Summary: Data Lights the Way

When conducting a deep learning model comparison for automated inspection, the evaluation process should start with data. A data-centric approach emphasizes the quality of the data used to train deep learning models, rather than tweaking the model architecture or adjusting statistical sampling methods. This means prioritizing accurate classification, grading, and labeling of defect images instead of focusing solely on the volume of data.

AI research shows that if 10% of your data is mislabeled, you’ll need 1.88 times more new data to achieve the same level of accuracy. If 30% of the data is mislabeled, the requirement jumps to 8.4 times as much new data compared to working with clean datasets. Incorporating a data-centric strategy during your deep learning frameworks comparison can save significant time and effort by ensuring higher-quality data from the start.
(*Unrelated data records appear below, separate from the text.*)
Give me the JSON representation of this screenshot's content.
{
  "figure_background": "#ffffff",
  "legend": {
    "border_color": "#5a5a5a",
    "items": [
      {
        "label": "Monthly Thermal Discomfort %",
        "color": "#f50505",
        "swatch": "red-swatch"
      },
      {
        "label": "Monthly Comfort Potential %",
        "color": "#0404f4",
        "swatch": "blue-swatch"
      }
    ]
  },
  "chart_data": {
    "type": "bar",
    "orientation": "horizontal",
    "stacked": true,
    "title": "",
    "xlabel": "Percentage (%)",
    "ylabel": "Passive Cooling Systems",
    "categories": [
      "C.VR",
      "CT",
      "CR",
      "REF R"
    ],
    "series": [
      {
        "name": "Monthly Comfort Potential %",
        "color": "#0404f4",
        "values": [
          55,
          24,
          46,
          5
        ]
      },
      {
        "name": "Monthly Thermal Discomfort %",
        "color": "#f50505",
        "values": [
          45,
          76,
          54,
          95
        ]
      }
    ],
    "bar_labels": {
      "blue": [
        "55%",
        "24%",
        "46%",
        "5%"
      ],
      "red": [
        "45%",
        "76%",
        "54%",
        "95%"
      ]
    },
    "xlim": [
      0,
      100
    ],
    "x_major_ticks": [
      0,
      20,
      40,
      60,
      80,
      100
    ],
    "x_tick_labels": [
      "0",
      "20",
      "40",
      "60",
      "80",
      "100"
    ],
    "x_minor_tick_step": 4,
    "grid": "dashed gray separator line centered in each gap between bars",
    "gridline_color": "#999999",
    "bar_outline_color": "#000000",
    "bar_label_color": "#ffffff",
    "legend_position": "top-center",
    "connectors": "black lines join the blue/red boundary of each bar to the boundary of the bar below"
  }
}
A data-centric deep learning platform, like LandingLens software, offers valuable tools such as the digital Label Book. This feature enables multiple team members—regardless of location—to collaboratively define defect categories for specific use cases. The platform also automatically detects outliers in labeled data, fostering consensus among quality inspectors and enhancing the performance of your deep learning models.

Following the right set of guidelines and focusing on obtaining clean, labeled data will set you up to train and deploy DL models to succeed in your computer vision solutions.